Now she is now giving back as a member of the panel and a mentor for this year’s Te Ara a Kupe Beaton scholarship applicants. The scholarships are run by Crimson Education and are aimed at getting Māori students onto the world stage through admission to top-ranked universities in New Zealand and abroad.
The initial plan was to study abroad on the scholarship but Lily quickly realised that she wasn’t ready to move overseas and go to an Ivy League school. She decided to stay in New Zealand and attend Victoria University of Wellington and then everything started to fall into place. She is now following her passion and studying a conjoint degree of Law and Computer Science.
It was love at first sight when she saw computer code displayed on a screen for the first time, at the age of 15.
“My teacher displayed a bunch of random code (a computer programming language that instructs computers and computer devices to perform actions) on a screen and something clicked for me, I’ve never felt that way before,” says Lily.
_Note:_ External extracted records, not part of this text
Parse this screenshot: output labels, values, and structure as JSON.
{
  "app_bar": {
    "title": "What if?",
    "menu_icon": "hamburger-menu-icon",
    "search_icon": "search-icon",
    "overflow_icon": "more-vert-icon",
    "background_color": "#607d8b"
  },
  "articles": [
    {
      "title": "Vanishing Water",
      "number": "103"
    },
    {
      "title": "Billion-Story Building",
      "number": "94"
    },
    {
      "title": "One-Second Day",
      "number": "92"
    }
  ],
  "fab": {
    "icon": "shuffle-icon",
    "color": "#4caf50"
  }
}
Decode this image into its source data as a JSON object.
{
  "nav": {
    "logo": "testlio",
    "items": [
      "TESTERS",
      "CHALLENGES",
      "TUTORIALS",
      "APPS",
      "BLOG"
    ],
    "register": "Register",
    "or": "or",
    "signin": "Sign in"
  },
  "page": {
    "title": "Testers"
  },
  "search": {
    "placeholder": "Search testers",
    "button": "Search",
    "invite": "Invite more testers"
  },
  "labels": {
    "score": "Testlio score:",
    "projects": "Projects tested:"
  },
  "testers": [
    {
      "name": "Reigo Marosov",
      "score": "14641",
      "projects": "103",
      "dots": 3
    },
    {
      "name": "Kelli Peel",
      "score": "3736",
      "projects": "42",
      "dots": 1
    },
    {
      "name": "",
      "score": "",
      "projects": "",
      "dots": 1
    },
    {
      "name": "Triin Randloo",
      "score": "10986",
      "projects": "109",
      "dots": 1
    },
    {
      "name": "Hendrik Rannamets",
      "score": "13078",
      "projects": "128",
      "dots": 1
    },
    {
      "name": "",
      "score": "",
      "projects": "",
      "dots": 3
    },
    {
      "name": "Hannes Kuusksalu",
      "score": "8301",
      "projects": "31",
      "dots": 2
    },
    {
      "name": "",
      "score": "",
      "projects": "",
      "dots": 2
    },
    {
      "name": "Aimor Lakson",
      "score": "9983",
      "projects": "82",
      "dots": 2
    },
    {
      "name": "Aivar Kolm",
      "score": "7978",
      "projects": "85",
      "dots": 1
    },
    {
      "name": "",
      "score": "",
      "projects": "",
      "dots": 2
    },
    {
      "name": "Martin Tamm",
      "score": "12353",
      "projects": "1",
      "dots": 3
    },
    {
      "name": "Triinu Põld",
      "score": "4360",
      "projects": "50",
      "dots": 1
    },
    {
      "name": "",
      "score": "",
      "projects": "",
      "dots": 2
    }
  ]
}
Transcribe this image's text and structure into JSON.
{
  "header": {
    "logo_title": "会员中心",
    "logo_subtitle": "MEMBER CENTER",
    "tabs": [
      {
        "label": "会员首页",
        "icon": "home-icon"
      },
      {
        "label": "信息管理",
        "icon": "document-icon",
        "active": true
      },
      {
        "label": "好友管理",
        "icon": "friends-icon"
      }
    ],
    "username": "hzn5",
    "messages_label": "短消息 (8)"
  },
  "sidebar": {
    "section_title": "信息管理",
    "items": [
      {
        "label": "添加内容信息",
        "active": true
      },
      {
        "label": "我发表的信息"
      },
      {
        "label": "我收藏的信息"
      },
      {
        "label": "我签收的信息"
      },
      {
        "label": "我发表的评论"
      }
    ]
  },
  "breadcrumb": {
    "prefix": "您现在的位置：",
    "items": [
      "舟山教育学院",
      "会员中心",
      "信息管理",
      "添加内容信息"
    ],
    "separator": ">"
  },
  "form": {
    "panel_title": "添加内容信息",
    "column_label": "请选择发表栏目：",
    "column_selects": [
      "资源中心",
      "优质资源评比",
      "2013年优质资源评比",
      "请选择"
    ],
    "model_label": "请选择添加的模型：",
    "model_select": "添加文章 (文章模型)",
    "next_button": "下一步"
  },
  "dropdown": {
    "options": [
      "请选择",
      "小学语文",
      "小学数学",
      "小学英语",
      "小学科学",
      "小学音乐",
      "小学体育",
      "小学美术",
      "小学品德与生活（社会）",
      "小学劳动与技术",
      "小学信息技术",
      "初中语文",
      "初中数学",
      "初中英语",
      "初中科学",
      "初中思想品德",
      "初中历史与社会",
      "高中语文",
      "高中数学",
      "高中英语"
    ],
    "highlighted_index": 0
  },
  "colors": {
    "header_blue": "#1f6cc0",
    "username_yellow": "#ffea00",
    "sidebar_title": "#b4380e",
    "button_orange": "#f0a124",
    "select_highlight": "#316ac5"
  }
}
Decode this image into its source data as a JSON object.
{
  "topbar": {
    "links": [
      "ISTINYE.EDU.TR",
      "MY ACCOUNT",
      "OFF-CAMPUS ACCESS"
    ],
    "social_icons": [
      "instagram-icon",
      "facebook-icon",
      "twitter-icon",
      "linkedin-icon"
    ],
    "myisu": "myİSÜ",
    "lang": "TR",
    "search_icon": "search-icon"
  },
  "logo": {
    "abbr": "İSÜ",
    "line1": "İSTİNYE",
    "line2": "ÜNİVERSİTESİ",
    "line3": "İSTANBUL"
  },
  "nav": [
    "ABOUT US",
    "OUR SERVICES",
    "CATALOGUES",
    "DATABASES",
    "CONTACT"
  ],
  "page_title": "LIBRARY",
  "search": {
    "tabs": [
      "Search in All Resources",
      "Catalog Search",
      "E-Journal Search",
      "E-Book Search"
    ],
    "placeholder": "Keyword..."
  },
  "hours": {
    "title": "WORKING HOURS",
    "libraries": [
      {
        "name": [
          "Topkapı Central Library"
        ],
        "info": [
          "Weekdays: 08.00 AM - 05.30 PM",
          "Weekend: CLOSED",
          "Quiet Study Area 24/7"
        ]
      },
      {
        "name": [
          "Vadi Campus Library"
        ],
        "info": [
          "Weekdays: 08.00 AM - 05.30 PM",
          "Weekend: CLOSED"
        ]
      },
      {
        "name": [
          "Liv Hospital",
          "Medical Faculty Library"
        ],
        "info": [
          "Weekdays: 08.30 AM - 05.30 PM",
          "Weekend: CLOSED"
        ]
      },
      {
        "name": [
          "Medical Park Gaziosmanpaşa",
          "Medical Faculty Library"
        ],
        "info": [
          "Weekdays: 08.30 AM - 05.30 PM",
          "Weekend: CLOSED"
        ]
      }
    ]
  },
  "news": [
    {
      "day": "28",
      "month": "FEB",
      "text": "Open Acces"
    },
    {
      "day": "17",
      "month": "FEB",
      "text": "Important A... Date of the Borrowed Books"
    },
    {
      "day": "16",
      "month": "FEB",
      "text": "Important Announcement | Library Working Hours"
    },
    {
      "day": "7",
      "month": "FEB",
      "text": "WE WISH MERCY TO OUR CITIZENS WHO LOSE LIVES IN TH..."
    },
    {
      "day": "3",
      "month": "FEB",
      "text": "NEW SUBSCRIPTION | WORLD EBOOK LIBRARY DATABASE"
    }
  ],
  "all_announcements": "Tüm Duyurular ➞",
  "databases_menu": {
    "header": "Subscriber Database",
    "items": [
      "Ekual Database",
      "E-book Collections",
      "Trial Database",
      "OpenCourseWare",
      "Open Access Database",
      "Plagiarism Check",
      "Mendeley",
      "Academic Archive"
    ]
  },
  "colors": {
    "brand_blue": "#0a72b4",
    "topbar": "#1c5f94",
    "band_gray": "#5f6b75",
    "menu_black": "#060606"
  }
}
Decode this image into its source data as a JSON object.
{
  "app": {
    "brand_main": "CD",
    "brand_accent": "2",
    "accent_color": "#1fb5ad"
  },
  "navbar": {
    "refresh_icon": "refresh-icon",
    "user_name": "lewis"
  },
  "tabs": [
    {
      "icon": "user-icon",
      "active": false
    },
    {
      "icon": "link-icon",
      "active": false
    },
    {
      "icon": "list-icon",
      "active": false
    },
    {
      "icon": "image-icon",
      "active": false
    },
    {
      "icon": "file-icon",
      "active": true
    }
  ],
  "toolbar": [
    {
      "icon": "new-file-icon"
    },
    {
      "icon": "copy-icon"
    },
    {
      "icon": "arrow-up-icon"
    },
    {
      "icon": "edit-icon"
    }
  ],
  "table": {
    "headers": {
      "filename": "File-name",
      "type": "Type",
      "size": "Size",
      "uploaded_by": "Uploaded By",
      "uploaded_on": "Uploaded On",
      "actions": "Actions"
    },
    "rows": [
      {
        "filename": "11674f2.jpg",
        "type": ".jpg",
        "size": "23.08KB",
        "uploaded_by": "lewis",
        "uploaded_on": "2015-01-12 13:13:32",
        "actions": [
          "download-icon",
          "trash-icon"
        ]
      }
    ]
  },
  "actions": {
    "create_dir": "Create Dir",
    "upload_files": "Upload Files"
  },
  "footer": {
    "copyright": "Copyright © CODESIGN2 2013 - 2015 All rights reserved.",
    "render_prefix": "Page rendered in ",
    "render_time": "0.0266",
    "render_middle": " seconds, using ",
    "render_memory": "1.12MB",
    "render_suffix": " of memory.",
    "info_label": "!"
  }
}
Lily is enjoying studying and she loves what she’s doing. As a Māori student, Lily feels the University is a great place to be due to the support in place for fellow Māori and Pacific students.
“If I want support, it’s very easy to find,” she says.
It’s been a challenging but rewarding first year of university for Lily. She’s not afraid of a bit of hard work though. Last year she tackled a huge workload of five NZQA scholarship subjects – she was awarded four of them.
So what’s next for Lily? Her focus is on completing her degree but after that maybe something in the social entrepreneur space, or studying overseas.